Nelle sue “Lezioni spirituali per giovani samurai” Yukio Mishima scriveva:
«noi viviamo in un’epoca di esistenze assolutamente fiacche ed ambigue. Raramente incontriamo la morte, la medicina ha compiuto enormi progressi ed i giovani non temono più né la tisi, che decimava gli organismi più deboli, né l’arruolamento, che intimoriva i ventenni delle epoche trascorse. In mancanza di pericoli mortali, l’unico modo in cui i giovani riescono ad assaporare la sensazione di essere vivi è la ricerca forsennata del sesso, oppure la partecipazione a movimenti politici, motivata semplicemente dal desiderio di esercitare la violenza».

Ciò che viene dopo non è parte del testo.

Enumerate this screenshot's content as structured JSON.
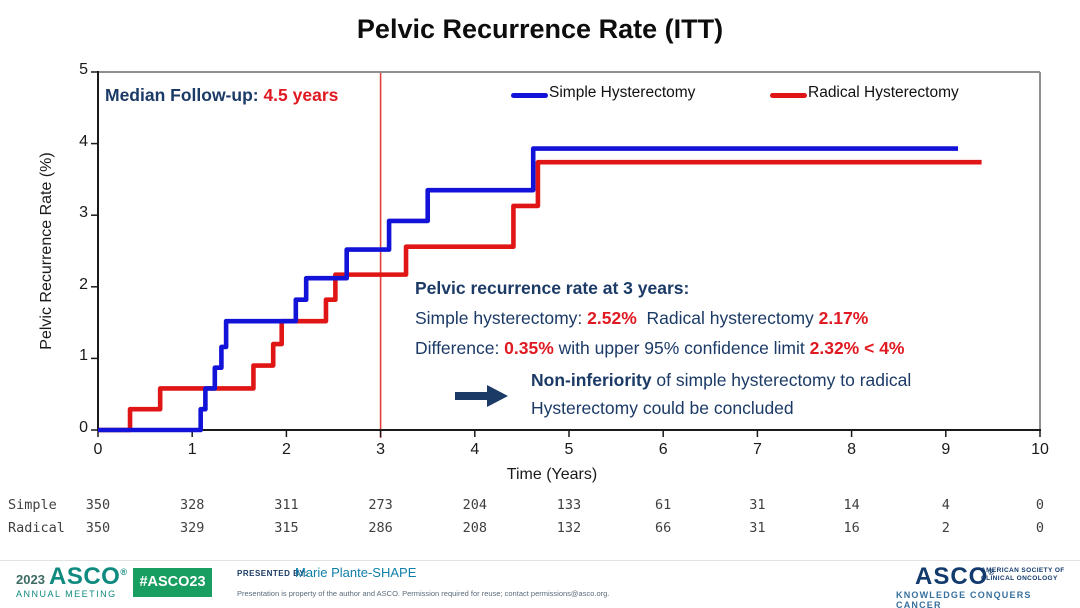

Non occorre generalizzare, ma mai parole furono più adatte a spiegare la furia vandalica dei black bloc che hanno messo a ferro e fuoco Milano. Per loro, deteriori sottoprodotti del sessantottismo militante, la politica è solo una scusante per sfogare un desiderio di violenza frutto di mancanza di senso, noia e frustrazione. Cosa aspettarsi del resto da chi contesta la globalizzazione e l’americanismo su basi anarcoidi, libertarie o post-trotzkiste tutt’altro che alternative all’ideologia dominante? Un’ideologia che, per dirla con Costanzo Preve, fa da supporto al nuovo «ipercapitalismo liberalizzato post-borghese e post-proletario, all’insegna della grottesca teologia sociologica del “vietato vietare”», avente nella cosiddetta “controcultura” americana e nel ’68 europeo i propri miti fondativi. C’è quindi un filo rosso (non di sangue!) che lega, inconsapevolmente o meno, il renzismo obamiano e i devastatori delle strade milanesi. Entrambi impensabili senza l’americanismo, entrambi nemici dell’Italia. Quell’Italia per cui non si è più pronti alla morte.